Religious leaders thwart abortion rights in Sierra Leone
According to a 2015 World Health Organization report, Sierra Leone has the worst maternal mortality ratio in the world, and complications from unsafe abortion procedures contribute to 10% of these deaths. Due to a draconian abortion law, women have to procure abortion by any means they can find, and many either die from haemorrhage and sepsis or suffer severely damaging physical and psychological consequences.
Last year, the country came very close to changing this reality, but the effort was thwarted by last-minute interference by conservative religious groups.

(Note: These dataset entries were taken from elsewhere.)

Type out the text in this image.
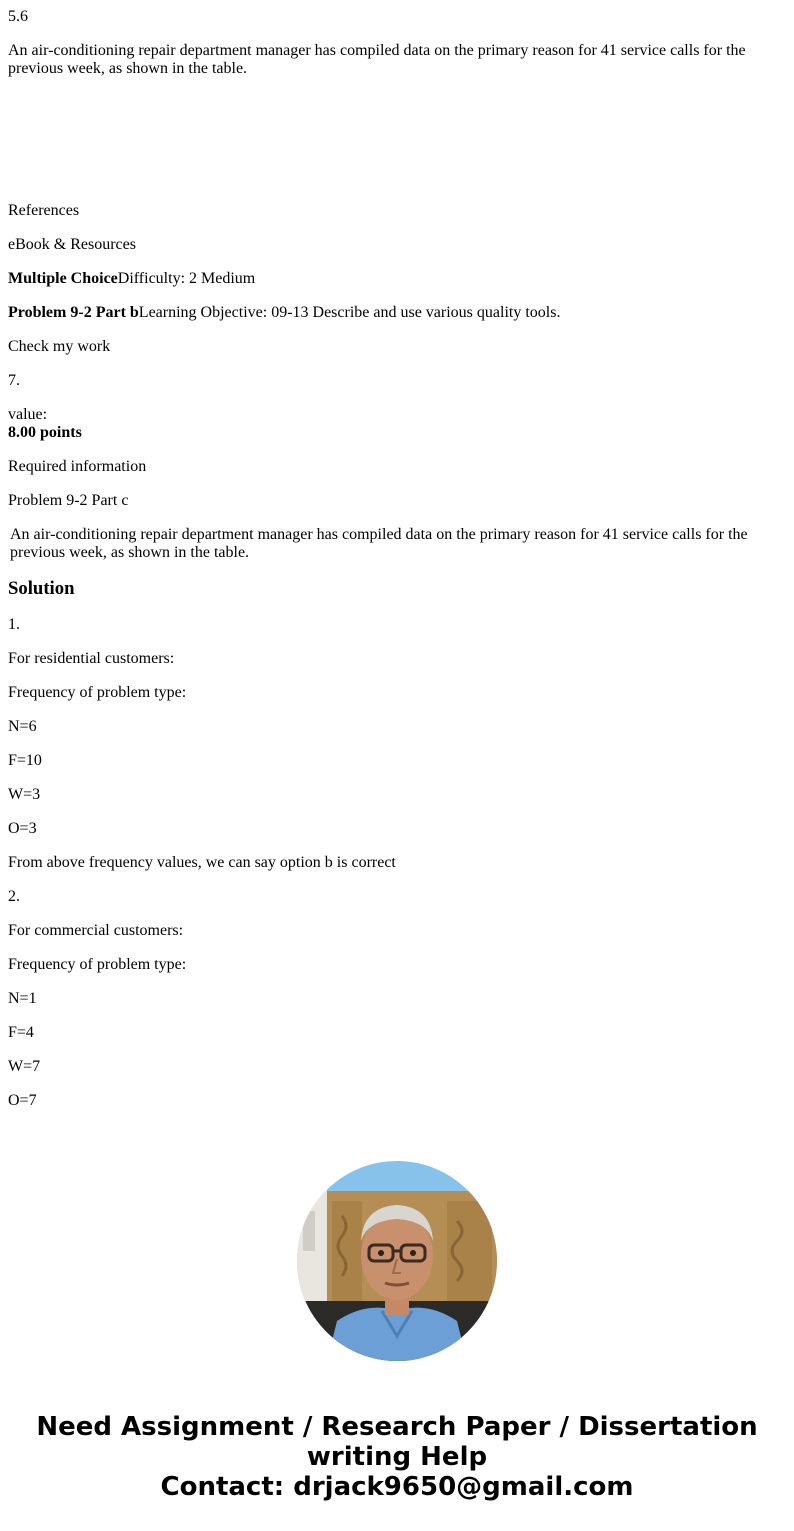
5.6

An air-conditioning repair department manager has compiled data on the primary reason for 41 service calls for the previous week, as shown in the table.

References

eBook & Resources

Multiple ChoiceDifficulty: 2 Medium

Problem 9-2 Part bLearning Objective: 09-13 Describe and use various quality tools.

Check my work

7.

value:
8.00 points

Required information

Problem 9-2 Part c

An air-conditioning repair department manager has compiled data on the primary reason for 41 service calls for the previous week, as shown in the table.
Solution

1.

For residential customers:

Frequency of problem type:

N=6

F=10

W=3

O=3

From above frequency values, we can say option b is correct

2.

For commercial customers:

Frequency of problem type:

N=1

F=4

W=7

O=7

Need Assignment / Research Paper / Dissertation
writing Help
Contact: drjack9650@gmail.com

Women’s rights activist Naasu Fofanah, who was the gender adviser to President Ernest Bai Koroma at the time, was part of a coalition composed of staff from the Ministry of Health and the Ministry of Justice, supported by Ipas, who drafted the bill that was formally introduced to parliament by Hon. Isata Kabia. Fofanah remembers President Koroma’s reaction before the bill was introduced. “When I showed him the draft, he was shocked. He had no idea that Sierra Leone was still operating under such a restrictive abortion law.”
With the passage of the bill in December 2015 and again in February 2016, all it needed to be passed into law was President Koroma’s signature. However, due to pressure from the Inter Religious Council, he did not sign it, and the parliamentary session ended before any action was taken.

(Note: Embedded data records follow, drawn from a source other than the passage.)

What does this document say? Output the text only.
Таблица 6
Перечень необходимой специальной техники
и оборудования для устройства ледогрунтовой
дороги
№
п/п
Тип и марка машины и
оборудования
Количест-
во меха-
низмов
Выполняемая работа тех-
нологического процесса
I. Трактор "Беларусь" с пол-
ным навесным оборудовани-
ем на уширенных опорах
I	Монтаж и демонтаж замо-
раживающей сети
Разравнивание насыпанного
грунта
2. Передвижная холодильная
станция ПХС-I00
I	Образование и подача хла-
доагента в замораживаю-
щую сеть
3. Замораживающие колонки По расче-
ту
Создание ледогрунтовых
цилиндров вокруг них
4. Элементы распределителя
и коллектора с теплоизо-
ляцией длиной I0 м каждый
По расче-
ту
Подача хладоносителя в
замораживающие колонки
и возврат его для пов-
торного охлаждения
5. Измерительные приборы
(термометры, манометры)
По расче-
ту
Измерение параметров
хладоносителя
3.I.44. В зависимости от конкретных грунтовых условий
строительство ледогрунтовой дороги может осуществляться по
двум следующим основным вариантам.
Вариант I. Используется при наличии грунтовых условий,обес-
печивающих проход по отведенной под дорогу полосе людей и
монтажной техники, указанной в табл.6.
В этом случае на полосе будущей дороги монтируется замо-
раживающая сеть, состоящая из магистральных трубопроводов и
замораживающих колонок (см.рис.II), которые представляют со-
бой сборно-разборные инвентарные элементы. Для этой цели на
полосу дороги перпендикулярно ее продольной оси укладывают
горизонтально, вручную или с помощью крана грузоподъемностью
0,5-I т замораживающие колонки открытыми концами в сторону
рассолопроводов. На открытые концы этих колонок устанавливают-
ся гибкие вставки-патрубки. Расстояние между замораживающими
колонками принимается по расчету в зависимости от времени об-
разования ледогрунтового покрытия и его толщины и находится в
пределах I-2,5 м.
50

Although it was thought a year ago that the bill could not be withdrawn because it had been passed twice, it now seems that a new bill will have to be introduced, and the process started all over again. The road to passing another abortion bill in Sierra Leone will be long and uncertain. Even if the parliament passes a new Safe Abortion Act, the religious opposition will prove problematic.
There is still a need for urgent law reform coupled with political will in order to protect the lives of Sierra Leonean women and empower them to access safe reproductive health care.